The open reading frame encoded a 255 amino acid residue protein with an isoelectric point (pI) of 5.07 and a predicted molecular mass of 26,486.43 Da (≈26.49 kDa). The recombinant protein corresponded to the expected molecular mass of 25.47 kDa as judged by SDS-PAGE and the expression product was detected in the supernatant of the Pichia pastoris (Figures 3A, B). The protein consists of 118 hydrophobic amino acids (Ala, Ile, Leu, Phe, Trp, and Val), 57 Polar amino acids (Asn, Cys, Gln, Ser, Thr, and Tyr), 12 strongly basic amino acids (Lys and Arg) and 19 strongly acidic amino acids (aspartic acid [Asp] and glutamic acid [Glu]). Alignment of amino acid sequences of SPLUNC1 cDNA against amino acid sequences from other species revealed SPLUNC1 protein shared 98.4%, 96.9%, 94.5%, 90.2%, 80.8%, 78.4%, 78.3%, 72.5%, 72.3%, 68.8% identity with those of SPLUNC1 cDNA from Ovis aries (accession no. NP_ 001288334.1), Capra hircus (accession no. XP_005688516.1), Pantholops hodgsonii (accession no. XP_005979709.1), Bos taurus (accession no. NP_776851.1), Felis catus (accession no. XP_0069 29910.1), Homo sapiens (accession no. NP_001230122.1), Sus scrofa (accession no. NP_001005727.1), Chinchilla lanigera (accession no. NP_001269294.1), Mus musculus (accession no. NP_035256.2), and Rattus norvegicus (accession no. NP_742028.1), respectively (Figure 4). The phylogenetic tree generated from nucleotide sequences (Figure 4) revealed a close relationship between Argali and Ovis aries.

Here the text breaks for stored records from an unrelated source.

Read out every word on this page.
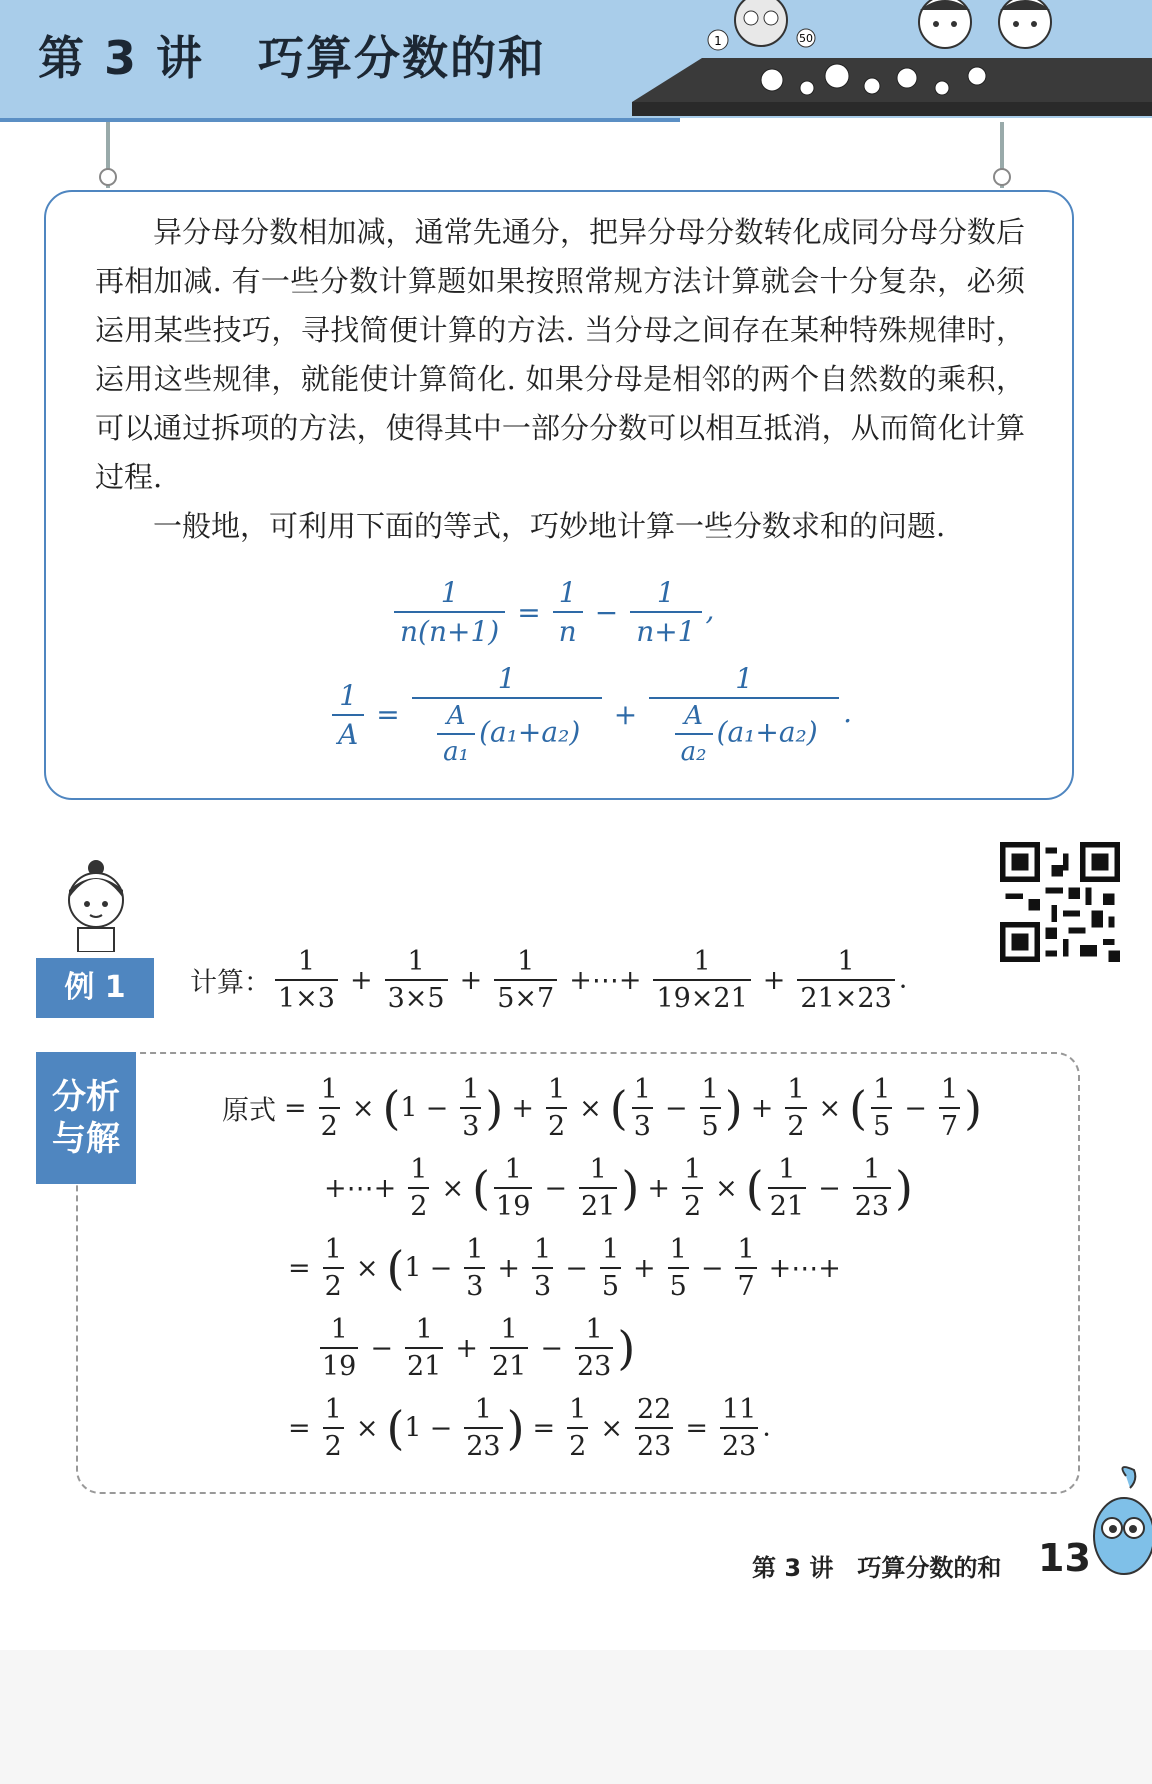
第 3 讲 巧算分数的和	1	50

异分母分数相加减，通常先通分，把异分母分数转化成同分母分数后再相加减. 有一些分数计算题如果按照常规方法计算就会十分复杂，必须运用某些技巧，寻找简便计算的方法. 当分母之间存在某种特殊规律时，运用这些规律，就能使计算简化. 如果分母是相邻的两个自然数的乘积，可以通过拆项的方法，使得其中一部分分数可以相互抵消，从而简化计算过程.

一般地，可利用下面的等式，巧妙地计算一些分数求和的问题.

$\frac{1}{n(n+1)} = \frac{1}{n} - \frac{1}{n+1}$ ,
$\frac{1}{A} = \frac{1}{\frac{A}{\text{a₁}} (a_1+a_2)} + \frac{1}{\frac{A}{\text{a₂}} (a_1+a_2)}$ .
例 1	计算： $\frac{1}{1\times 3} + \frac{1}{3\times 5} + \frac{1}{5\times 7}$ +⋯+ $\frac{1}{19\times 21} + \frac{1}{21\times 23}$ .
分析
与解
原式 = $\frac{1}{2} \times (1 - \frac{1}{3}$ ) + $\frac{1}{2}$ × ( $\frac{1}{3} - \frac{1}{5}$ ) + $\frac{1}{2}$ × ( $\frac{1}{5} - \frac{1}{7}$ )
+⋯+ $\frac{1}{2}$ × ( $\frac{1}{19} - \frac{1}{21}$ ) + $\frac{1}{2}$ × ( $\frac{1}{21} - \frac{1}{23}$ )
= $\frac{1}{2} \times (1 - \frac{1}{3} + \frac{1}{3} - \frac{1}{5} + \frac{1}{5} - \frac{1}{7}$ +⋯+
$\frac{1}{19} - \frac{1}{21} + \frac{1}{21} - \frac{1}{23}$ )
= $\frac{1}{2} \times (1 - \frac{1}{23}$ ) = $\frac{1}{2} \times \frac{22}{23} = \frac{11}{23}$ .
第 3 讲　巧算分数的和 13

The results showed that a distinct protein bands appeared at 25.47 KDa place (Figure 5) and the recombinant proteins can bind specifically His tag antibody by Western blot analysis, so the expression of recombinant SPLUNC1 protein was confirmed.

The results from the test of recombination SPLUNC1 protein on MO showed that the expression product could inhibit MO proliferation very well (p<0.01), which proved the expressed protein had biological activity (Figure 3C).